CREARE RELAZIONI per stare bene.

Ogni 3 mesi la catena supermercati Despar regala una rivista di nome “De Vita”. Puoi leggere, oltre ricette di cucina, anche articoli sul benessere personale, a tavola, nelle relazioni e a lavoro.

“Come puoi creare la vita piena che desideri?”

Questa è la domanda a cui rispondono esperti in ambito di salute psico-fisica. Attraverso articoli brevi e piacevoli da leggere, offrono suggerimenti utili e stimolanti per la realizzazione personale e professionale. Nella prefazione di settembre sono riassunti i tre argomenti principali:

“Conoscenza di sé, gestione del tempo, relazioni, tre aspetti da vivere allo stesso livello di intensità”

La mia attenzione si sofferma sul tema delle relazioni. Leggendo l’articolo di Gianluca Lisi inizio a riflettere sull’importanza di avere alleati, compagni di viaggio, sostenitori durante i momenti di cambiamento. Ho iniziato a immaginare:

  • Una squadra di calcio sta perdendo 2-0: penso che il sostegno dei tifosi sia tanto importante quanto quello di tutti i giocatori per ribaltare la situazione, per cambiare il punteggio.
  • Un esercito che sta perdendo la battaglia, può fare affidamento su un esercito alleato per cambiare le sorti.
  • Una ragazza che cambia città e lavoro, supportata da genitori, amici e fidanzato potrà affrontare diversamente il cambiamento

ALLEATI PER IL CAMBIAMENTO

Per cambiare, il supporto degli altri è prezioso. Gli altri possono darci energia, entusiasmo e tanto coraggio di cambiare.  Un sorriso, uno scherzo, un piccolo gesto ricevuto dalla persona che amiamo o che stimiamo. Basterebbe poco per sentici compresi e incoraggiati, quella giusta dose di comprensione che Daniel Goleman definisce una risorsa per la creatività, intesa come abilità dell’uomo di trasformare, cambiare, creare qualcosa di nuovo.

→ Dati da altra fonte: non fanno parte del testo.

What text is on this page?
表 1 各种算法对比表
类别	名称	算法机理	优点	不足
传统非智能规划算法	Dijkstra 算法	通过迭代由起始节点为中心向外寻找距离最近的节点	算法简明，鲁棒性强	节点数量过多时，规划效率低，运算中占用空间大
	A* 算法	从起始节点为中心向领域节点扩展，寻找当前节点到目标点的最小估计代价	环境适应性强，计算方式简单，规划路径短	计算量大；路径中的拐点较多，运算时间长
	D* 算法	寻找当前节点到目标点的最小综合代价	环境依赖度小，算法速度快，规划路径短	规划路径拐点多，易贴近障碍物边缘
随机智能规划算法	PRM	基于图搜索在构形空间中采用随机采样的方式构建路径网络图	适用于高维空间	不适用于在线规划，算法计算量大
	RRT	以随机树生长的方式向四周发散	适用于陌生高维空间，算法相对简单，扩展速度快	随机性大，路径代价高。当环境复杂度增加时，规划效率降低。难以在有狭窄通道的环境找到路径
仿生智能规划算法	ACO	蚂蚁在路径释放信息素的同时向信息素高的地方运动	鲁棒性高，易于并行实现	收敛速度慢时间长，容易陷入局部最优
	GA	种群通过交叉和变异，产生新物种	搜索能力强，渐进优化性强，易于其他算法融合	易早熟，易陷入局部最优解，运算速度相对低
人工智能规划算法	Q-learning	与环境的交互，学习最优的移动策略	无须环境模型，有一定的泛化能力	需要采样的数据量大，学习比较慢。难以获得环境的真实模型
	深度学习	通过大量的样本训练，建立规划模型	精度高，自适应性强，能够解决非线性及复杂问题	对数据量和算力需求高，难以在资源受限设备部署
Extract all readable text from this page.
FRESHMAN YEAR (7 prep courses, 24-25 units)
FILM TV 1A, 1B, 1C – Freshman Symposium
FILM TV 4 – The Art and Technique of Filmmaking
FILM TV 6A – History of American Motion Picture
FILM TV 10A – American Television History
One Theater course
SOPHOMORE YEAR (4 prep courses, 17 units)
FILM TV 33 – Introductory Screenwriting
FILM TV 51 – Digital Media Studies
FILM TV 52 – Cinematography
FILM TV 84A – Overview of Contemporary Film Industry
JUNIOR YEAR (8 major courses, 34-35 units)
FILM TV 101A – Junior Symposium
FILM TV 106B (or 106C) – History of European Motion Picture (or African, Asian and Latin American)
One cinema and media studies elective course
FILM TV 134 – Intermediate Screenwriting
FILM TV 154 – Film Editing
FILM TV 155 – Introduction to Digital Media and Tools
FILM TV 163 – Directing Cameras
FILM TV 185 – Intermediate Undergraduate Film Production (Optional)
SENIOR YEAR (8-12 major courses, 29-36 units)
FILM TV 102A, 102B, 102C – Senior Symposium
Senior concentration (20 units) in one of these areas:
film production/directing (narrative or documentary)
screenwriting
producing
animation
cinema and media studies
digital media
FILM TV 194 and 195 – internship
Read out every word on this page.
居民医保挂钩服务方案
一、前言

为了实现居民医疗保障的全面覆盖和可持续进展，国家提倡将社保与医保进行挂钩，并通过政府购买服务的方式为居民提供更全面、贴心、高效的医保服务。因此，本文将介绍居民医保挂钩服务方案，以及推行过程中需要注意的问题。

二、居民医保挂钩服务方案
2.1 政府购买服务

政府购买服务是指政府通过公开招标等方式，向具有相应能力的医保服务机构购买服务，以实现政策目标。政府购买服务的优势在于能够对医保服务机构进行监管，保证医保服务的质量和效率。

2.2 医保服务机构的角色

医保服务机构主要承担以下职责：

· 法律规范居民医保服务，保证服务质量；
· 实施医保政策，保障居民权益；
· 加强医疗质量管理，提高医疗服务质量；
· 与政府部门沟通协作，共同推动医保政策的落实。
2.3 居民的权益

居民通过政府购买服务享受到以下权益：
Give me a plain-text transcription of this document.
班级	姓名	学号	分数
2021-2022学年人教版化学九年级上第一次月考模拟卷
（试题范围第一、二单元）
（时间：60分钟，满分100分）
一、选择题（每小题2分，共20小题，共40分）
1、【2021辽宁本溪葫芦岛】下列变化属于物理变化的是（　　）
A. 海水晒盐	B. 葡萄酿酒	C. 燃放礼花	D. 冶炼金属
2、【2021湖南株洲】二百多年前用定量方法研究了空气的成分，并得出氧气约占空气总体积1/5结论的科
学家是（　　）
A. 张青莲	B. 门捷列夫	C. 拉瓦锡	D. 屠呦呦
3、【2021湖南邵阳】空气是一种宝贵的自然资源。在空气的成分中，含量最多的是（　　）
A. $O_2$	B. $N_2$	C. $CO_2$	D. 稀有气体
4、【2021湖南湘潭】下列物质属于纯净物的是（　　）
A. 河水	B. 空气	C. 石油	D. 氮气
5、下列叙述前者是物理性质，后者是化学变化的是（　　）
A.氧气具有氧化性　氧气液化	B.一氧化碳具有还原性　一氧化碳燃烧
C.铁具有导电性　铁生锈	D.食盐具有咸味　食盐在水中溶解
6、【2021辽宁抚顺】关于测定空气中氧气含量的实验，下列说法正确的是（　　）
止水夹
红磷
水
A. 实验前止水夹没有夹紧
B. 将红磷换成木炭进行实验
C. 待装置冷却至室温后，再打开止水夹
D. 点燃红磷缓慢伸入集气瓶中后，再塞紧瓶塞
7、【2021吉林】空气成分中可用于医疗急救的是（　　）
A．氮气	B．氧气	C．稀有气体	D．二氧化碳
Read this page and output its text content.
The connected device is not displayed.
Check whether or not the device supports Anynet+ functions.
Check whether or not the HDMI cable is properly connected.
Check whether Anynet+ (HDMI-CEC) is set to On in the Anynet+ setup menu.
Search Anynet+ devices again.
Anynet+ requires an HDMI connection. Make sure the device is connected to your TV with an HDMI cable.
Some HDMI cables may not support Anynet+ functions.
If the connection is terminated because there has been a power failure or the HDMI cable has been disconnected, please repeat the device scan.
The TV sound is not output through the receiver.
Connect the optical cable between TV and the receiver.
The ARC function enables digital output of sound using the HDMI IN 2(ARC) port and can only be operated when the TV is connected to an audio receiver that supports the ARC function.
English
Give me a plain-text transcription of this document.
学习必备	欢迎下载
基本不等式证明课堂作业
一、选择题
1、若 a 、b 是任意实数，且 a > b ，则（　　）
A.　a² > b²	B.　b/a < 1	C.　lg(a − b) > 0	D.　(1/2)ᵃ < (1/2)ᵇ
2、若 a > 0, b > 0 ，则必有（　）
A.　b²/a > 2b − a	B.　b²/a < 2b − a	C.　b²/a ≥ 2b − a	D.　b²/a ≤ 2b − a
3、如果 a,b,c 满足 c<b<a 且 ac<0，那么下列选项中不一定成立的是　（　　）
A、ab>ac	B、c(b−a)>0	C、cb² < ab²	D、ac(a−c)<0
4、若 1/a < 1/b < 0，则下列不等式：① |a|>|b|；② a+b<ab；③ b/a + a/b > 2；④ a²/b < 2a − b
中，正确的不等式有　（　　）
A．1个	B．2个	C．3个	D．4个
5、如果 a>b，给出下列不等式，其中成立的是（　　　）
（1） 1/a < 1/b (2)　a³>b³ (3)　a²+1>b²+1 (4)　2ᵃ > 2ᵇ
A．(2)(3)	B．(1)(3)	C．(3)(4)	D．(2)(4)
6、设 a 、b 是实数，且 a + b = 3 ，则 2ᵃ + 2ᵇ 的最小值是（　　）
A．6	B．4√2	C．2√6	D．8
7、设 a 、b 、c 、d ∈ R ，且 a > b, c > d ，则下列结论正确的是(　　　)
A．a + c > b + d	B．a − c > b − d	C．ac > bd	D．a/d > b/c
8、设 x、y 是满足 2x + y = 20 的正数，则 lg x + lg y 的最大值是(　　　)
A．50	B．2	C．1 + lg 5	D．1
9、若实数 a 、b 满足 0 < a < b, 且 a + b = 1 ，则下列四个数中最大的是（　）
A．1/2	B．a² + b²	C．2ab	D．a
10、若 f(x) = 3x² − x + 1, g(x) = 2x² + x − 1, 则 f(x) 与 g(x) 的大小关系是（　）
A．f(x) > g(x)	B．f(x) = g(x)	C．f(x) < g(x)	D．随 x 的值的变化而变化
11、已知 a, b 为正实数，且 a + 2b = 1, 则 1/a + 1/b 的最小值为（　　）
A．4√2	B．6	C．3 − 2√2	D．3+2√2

Cambiare da soli è necessario. Cambiare con gli altri è indispensabile perché ci fa stare meglio. 

Un cambiamento condiviso con gli Altri, garantisce un benessere personale o organizzativo maggiore rispetto a una scelta fatta in totale autonomia.
Pensa se qualcuno ti aiutasse a fare qualcosa: quanto guadagneresti in termini di salute e denaro?Pensa ad avere come primo alleato tuo padre, tua madre, la tua fidanzata o il tuo dipendente: dubbi, paure e insicurezze che sapore avrebbero?

Eppure, sembra che spesso nessuno ci capisca e tutti siano contro di noi. Meglio fare da soli? A volte sì, ma…

COME AVERE ALLEATI?

Un errore, secondo la mia esperienza, è quella di convincere, costringere l’altro a pensarla come noi.

“I migliori alleati sono quelli che non ragionano come gli altri” (Paulo Cohelo)

Gli alleati ragionano come noi. Paulo non ha tutti i torti. Quando cerchiamo di convincere qualcuno a fare qualcosa, infatti, la possibilità di riuscirci è bassa. Se vogliamo andare al mare e dobbiamo convincere il nostro amico che ama la montagna a farci compagnia, quanta energia ci servirà? Qual è la probabilità che nel bel mezzo della giornata lui voglia tornare a casa, disturbato dal caos della spiaggia? Gli alleati devono ragionare come noi, pensarla come noi, condividere preferenze, principi, valori e obiettivi simili ai noistri. Nella rivista Despar, G. Lisi afferma:

“Per far crescere l’alleanza tra persone valgono stessi principi di 3000 anni fa in Cina: avere valori saldi e condivisi.”

COSA SONO I VALORI?

È ciò che per te è importante nella vita e che ti guida nelle scelte. Se, ad esempio, i tuoi valori sono relax, divertimento e confronto con gli altri, potresti scegliere il mare. Se preferisci relax, silenzio e connessione con la natura, andrai in montagna. Riflettere sui propri valori, ci aiuta a capire chi siamo e cosa è meglio scegliere per il nostro futuro. Ho già parlato in questo blog di come fermarmi e a riflettere mi ha abbia dato spunto per cambiare e dare una svolta alla mia vita.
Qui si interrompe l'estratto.